Recensione: V
Torna il supergruppo Black Country Communion con “V”.
Tornano quattro grandissimi musicisti: il bassista e cantante Glenn “The Voice of Rock” Hughes (delle cui incredibili capacità, che mantiene inalterate a dispetto dell’età, ho già ampiamente tessuto lodi in occasione delle recensioni di “Radiance” e “Holy Ground” dei The Dead Daises), Joe Bonamassa, apprezzatissimo chitarrista dalle tecniche innovative che ha saputo rinverdire la vecchia scuola rock blues, Jason Bonham, valente batterista, figlio di John dei Led Zeppelin, e Derek Sherinian, già talentuoso tastierista dei Dream Theater, nonchè conteso turnista.
Torna la magia della buona musica.
La copertina del quinto album della band statunitense ribadisce il numero di uscita con un’astronave a forma di boomerang, con (“aridaje”) 5 grandi luci, la cui prua è rivolta verso lo spazio esterno, pronta a lasciarsi alle spalle bellezza e miserie del pianeta Terra.

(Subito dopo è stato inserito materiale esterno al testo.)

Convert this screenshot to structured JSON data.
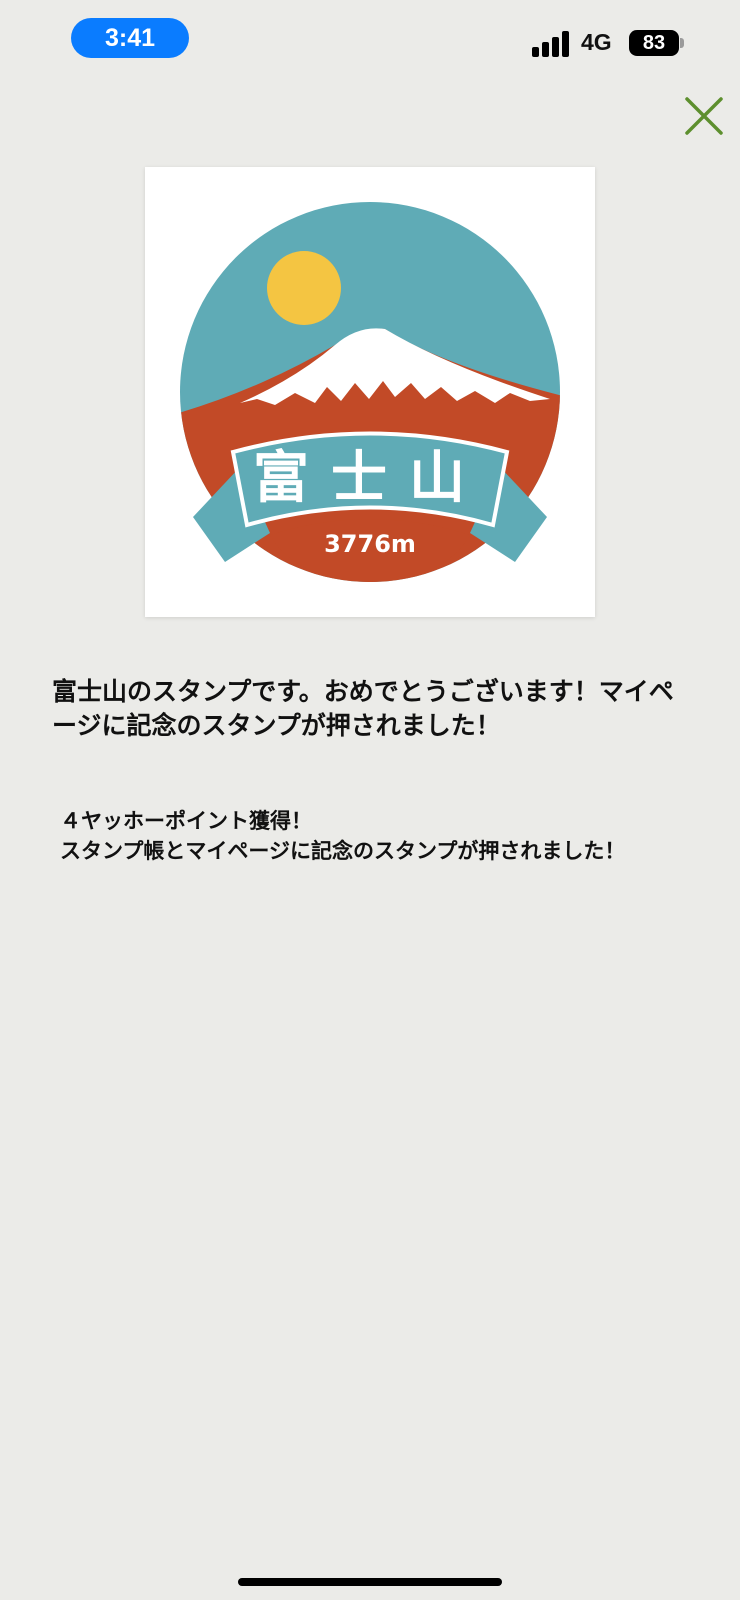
{
  "status_bar": {
    "time": "3:41",
    "network": "4G",
    "battery_percent": 83,
    "battery_label": "83"
  },
  "stamp": {
    "name": "富士山",
    "elevation": "3776m",
    "colors": {
      "sky": "#5fabb6",
      "sun": "#f4c542",
      "mountain": "#c24a27",
      "snow": "#ffffff"
    }
  },
  "message": "富士山のスタンプです。おめでとうございます！マイページに記念のスタンプが押されました！",
  "points": {
    "line1": "４ヤッホーポイント獲得！",
    "line2": "スタンプ帳とマイページに記念のスタンプが押されました！"
  },
  "close_icon_color": "#5d8f2e"
}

L’album trova nello stile di Hughes il proprio fil rouge (ad ulteriore quanto superflua dimostrazione della personalità stratosferica e delle doti dell’ex bassista dei Deep Purple che in qualunque formazione si colloca finisce per influenzare pesantemente la produzione della band) e offre una buona razione di solido rock classico, intriso di venature blues, rhythm & blues, soul e funky. La prima parte del lavoro presenta brani sicuramente più intriganti, mentre la seconda parte che, comunque, si assesta su livelli qualitativi medio alti, offre l’occasione ai singoli componenti dei Black Country Communion di sfoderare le proprie abilità.
Con il tostissimo riff di apertura di “Enlighten” si assapora la brutalità dell’accellerazione di gravità, resa sopportabile dal connubio tra la voce ipnotica di Hughes, refrain accattivante e solo calibrato e distensivo di Bonamassa.
Di matrice funky è l’adrenalinica e godibilissima “Stay Free”, che presenta per contrappeso un assolo assolutamente classic rock.
“Red Sun” sfoggia un altro riff bello cattivo, appena ammorbidito dalle atmosfere vagamente psichedeliche del refrain, che fa registrare un’altra interpretazione magistrale di Hughes e riporta Bonamassa a fare da ago della bilancia con un assolo semplice ma di pronta presa.
“Restless” è un tuffo nelle profonde acque del migliore rock blues. Pezzo d’intensità a tratti dolorosa, da godere nota per nota, scandito dalla voce dolente di Hughes a cui fanno da contraltare i fraseggi afflitti di Bonamassa.
“Letting Go” brano easy rock di non troppe pretese, il più scarso del platter a volerla dire tutta, segna quel cambio di direzione nell‘album a cui si accennava in precedenza.
Da questo punto in poi il lavoro si attesta su una ponderata alternanza di rilassatezza dopata ed energia controllata con “Skyway”, “You’re Not Alone”, “Love and Faith”, “Too Far Gone” e “The Open Road” nei quali la band sacrifica l’immediatezza e l’impetuosità di cui è capace, sull’altare dell’eleganza.
Finendo per voler ancora una volta dimostrare, quasi che ce fosse la necessità, di avere, al proprio interno quattro fuoriclasse che con le personali peculiarità riescono a dare un marchio di fabbrica al mood della band.